(Note: WCPN is not disclosing the names of the child or his mother, to protect the minor's privacy).
On October 19th, the boy was taken from his mother and placed into a foster home six miles away. The third-grade honor student is now attending a different school, and has reportedly been dealing with anxiety, dreams of dying, and wetting his bed.
Pat Rideout is the administrator for the Cuyahoga County Department of Children and Family Services. She says her department and medical experts had been working with the family for 20 months.
“The important thing to understand, is that the department is not interested in intervening in families with overweight children," says Rideout. "The thing that brought us into this case was the serious health concern about this child, not the mere fact that he was overweight. His doctors brought his case to our attention because he was in harm’s way in their opinion.”
This case first came to light in June of 2010, when the boy was brought into a hospital for chronic breathing problems. Seven years old at the time, the boy was diagnosed as morbidly obese. Case records say he has a special breathing device at night, to help his severe sleep apnea. Doctors say there’s no medical cause for the boy’s weight, and Rideout says he remains at risk for diabetes, high blood pressure, high cholesterol, and respiratory problems. She says her department has tried to do nutritional training and exercise programs with the family, but there was not sufficient progress over time.

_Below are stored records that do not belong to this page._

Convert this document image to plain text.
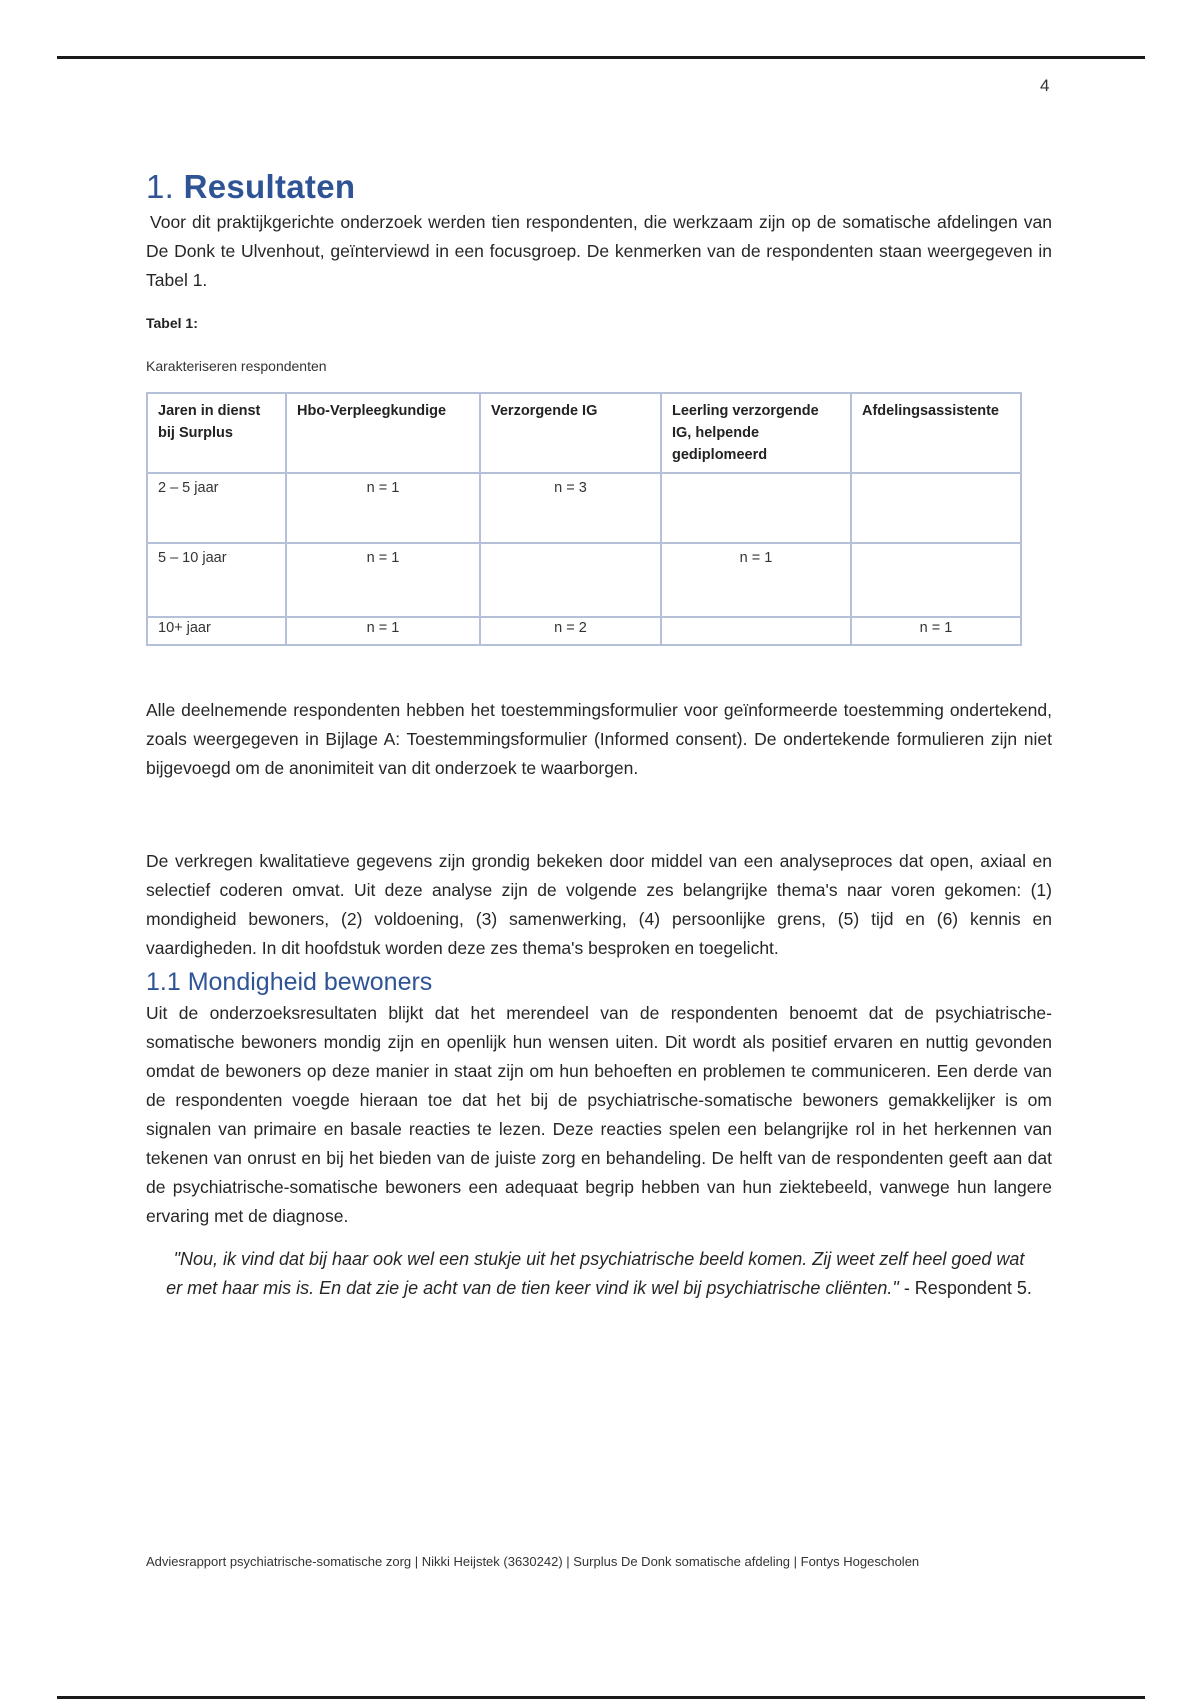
4
1. Resultaten

Voor dit praktijkgerichte onderzoek werden tien respondenten, die werkzaam zijn op de somatische afdelingen van De Donk te Ulvenhout, geïnterviewd in een focusgroep. De kenmerken van de respondenten staan weergegeven in Tabel 1.

Tabel 1:
Karakteriseren respondenten
Jaren in dienst bij Surplus	Hbo-Verpleegkundige	Verzorgende IG	Leerling verzorgende IG, helpende gediplomeerd	Afdelingsassistente
2 – 5 jaar	n = 1	n = 3		
5 – 10 jaar	n = 1		n = 1	
10+ jaar	n = 1	n = 2		n = 1

Alle deelnemende respondenten hebben het toestemmingsformulier voor geïnformeerde toestemming ondertekend, zoals weergegeven in Bijlage A: Toestemmingsformulier (Informed consent). De ondertekende formulieren zijn niet bijgevoegd om de anonimiteit van dit onderzoek te waarborgen.

De verkregen kwalitatieve gegevens zijn grondig bekeken door middel van een analyseproces dat open, axiaal en selectief coderen omvat. Uit deze analyse zijn de volgende zes belangrijke thema's naar voren gekomen: (1) mondigheid bewoners, (2) voldoening, (3) samenwerking, (4) persoonlijke grens, (5) tijd en (6) kennis en vaardigheden. In dit hoofdstuk worden deze zes thema's besproken en toegelicht.

1.1 Mondigheid bewoners

Uit de onderzoeksresultaten blijkt dat het merendeel van de respondenten benoemt dat de psychiatrische-somatische bewoners mondig zijn en openlijk hun wensen uiten. Dit wordt als positief ervaren en nuttig gevonden omdat de bewoners op deze manier in staat zijn om hun behoeften en problemen te communiceren. Een derde van de respondenten voegde hieraan toe dat het bij de psychiatrische-somatische bewoners gemakkelijker is om signalen van primaire en basale reacties te lezen. Deze reacties spelen een belangrijke rol in het herkennen van tekenen van onrust en bij het bieden van de juiste zorg en behandeling. De helft van de respondenten geeft aan dat de psychiatrische-somatische bewoners een adequaat begrip hebben van hun ziektebeeld, vanwege hun langere ervaring met de diagnose.

"Nou, ik vind dat bij haar ook wel een stukje uit het psychiatrische beeld komen. Zij weet zelf heel goed wat er met haar mis is. En dat zie je acht van de tien keer vind ik wel bij psychiatrische cliënten." - Respondent 5.

Adviesrapport psychiatrische-somatische zorg | Nikki Heijstek (3630242) | Surplus De Donk somatische afdeling | Fontys Hogescholen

"So eventually the medical personnel counseling us, were of the opinion that he was in harms’ way.”
Case records obtained from Cuyahoga County include a case worker’s account that says the mother missed several appointments with department workers, including weigh-ins for her boy. His brother and friends had also been giving him snacks. After some weight loss, the boy regained it, and then some.
Neither the mother nor her lawyer has responded to WCPN for comment, but in interviews with the Plain Dealer newspaper, she asserts that she loves her son and is trying to help him lose weight. And she’s challenging the placement of her son in foster care.
The case has caught the attention of Stephen Latham, Director of the Interdisciplinary Center for Bioethics at Yale.
“Serious obesity problems are likely to have social and emotional and physical origins, that if even if he’s in a very fine foster home, they won’t be very well-equipped to handle," says Latham. "And eventually he’s going to go home. What will happen then? How will problems that led him to become an overweight little boy, have been dealt with in the meantime?”
Latham also questions the county’s reasoning that the boy was a victim of “medical neglect.”
“He has sleep apnea, he was seeing a doctor about that. He’s got it under control, he’s wearing a medical device at night to help him. And therefore it’s not clear to me why he’s facing any imminent danger of the kind that normally justifies taking someone out of a home.”
But others disagree, including Jack Westman, professor emeritus of psychiatry, for the University of Wisconsin Madison’s School of Medicine and Public Health. He feels that in this specific instance, Cuyahoga County officials did the right thing.
“There’s no question that this is time when others have to step into family life," says Westman. "The morbid and even death-possible consequences of obesity of this nature are such that it clearly does constitute medical neglect. And if parents are unable to discharge their responsibility in this area, we really do need to turn to our protective services, to help the youngster.”
Patricia Rideout of the county’s Department of Children and Family Services says her staff is absolutely committed to reuniting the boy with his mother. However, there’s no known timeline yet as to when the boy will go home. The merits of keeping the boy in foster care or returning to his home will be debated in Cuyahoga County juvenile court in a trial scheduled for mid-December...on the boy's ninth birthday.